The next time you find yourself in the luxurious Bauer Hotel on the Grand Canal in Venice, Italy, notice the soap in the restrooms. It’s a Santa Maria degli Angeli product, made by inmates of the women’s prison on Giudecca Island just south of Piazza San Marco. At least 12 of the 75 prisoners work in the 6,000-square-metre (65,000-square-foot) garden, greenhouse and cosmetics laboratory at the prison. They grow vegetables, as well as aromatic and medicinal plants, to make biodynamic soaps, shampoos, bath foams, deodorants and creams. Then they sell them to local hotels. The vegetables are used at the prison and sold on Giudecca Island.

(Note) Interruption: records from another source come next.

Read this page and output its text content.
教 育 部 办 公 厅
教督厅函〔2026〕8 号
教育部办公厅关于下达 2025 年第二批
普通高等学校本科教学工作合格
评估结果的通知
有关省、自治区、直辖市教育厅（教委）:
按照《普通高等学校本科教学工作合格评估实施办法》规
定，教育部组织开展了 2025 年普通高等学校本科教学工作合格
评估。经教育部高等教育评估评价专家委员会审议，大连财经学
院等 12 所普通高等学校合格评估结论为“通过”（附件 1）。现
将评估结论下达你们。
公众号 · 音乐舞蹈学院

The inmates got into the business thanks to the Rio Terà dei Pensieri co-operative of Venice. Members have been working with local prisons for years. For the women of Giudecca Island prison, the benefits of being involved in a business are striking. “An inmate who has worked is always better prepared and equipped for life outside,” says co-operative president Gian Pietro D’Errico.
“Before [doing this], I often stayed in bed all day,” says one 30-year-old inmate, who’s six years into an eight-year sentence for dealing drugs. “Now I have a reason to get up in the mornings,” as workers can earn up to $1,100 a month. On release, the inmate hopes to have “a family and a job, just like everybody else.” And having a job inside won’t hurt when it’s time for her to get one outside.